País

Empresários apontam "propagação de doenças contagiosas" como maior risco para negócios

Kim Kyung Hoon

Avançou um estudo regional elaborado pelo Fórum Económico Mundial.

Mais de 150 empresários portugueses que colaboraram num estudo regional elaborado pelo Fórum Económico Mundial, divulgado esta quarta-feira, consideram a "propagação de doenças infeciosas" o principal risco ao desenvolvimento dos negócios.

O relatório "Riscos Regionais dos Negócios 2020", elaborado pelo Fórum Económico Mundial, em parceria com o Grupo Marsh & McLennan Companies e o Grupo Zurich, contou com a participação de cerca de 12.000 líderes empresariais de 128 países, dos quais 156 de Portugal.

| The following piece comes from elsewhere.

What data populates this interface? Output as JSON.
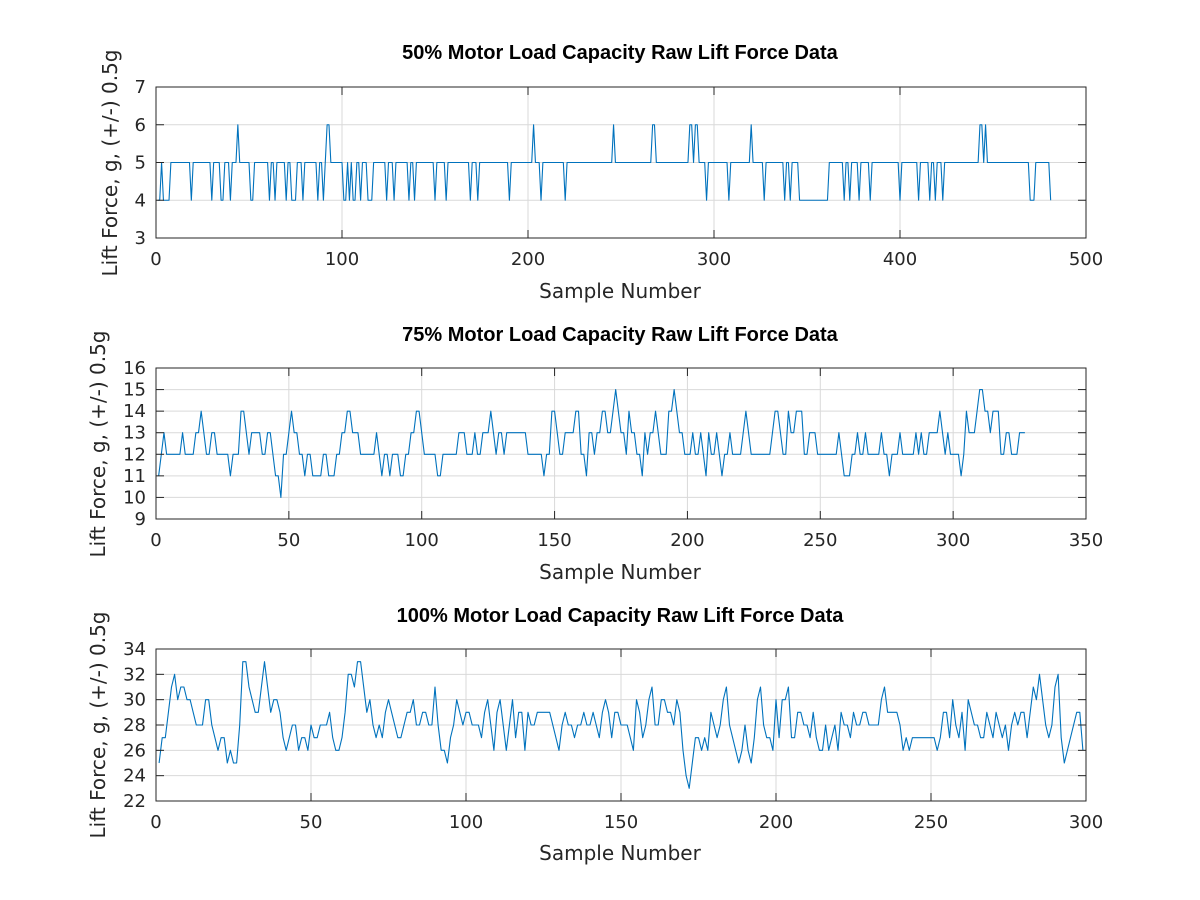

Segundo o documento, o risco que mais preocupa os empresários em Portugal passou a ser em 2020 "a propagação de doenças infecciosas", seguindo-se a "falha de mecanismo financeiro ou institucional", o "desemprego ou subemprego", a "bolha de ativos" e os "ataques cibernéticos".

Em 2019, o principal risco identificado pelos empresários portugueses era a "bolha de ativos", seguindo -se a "falha de mecanismo financeiro ou institucional", a "falha de governance [governança] nacional", os "ataques cibernéticos" e as "crises fiscais".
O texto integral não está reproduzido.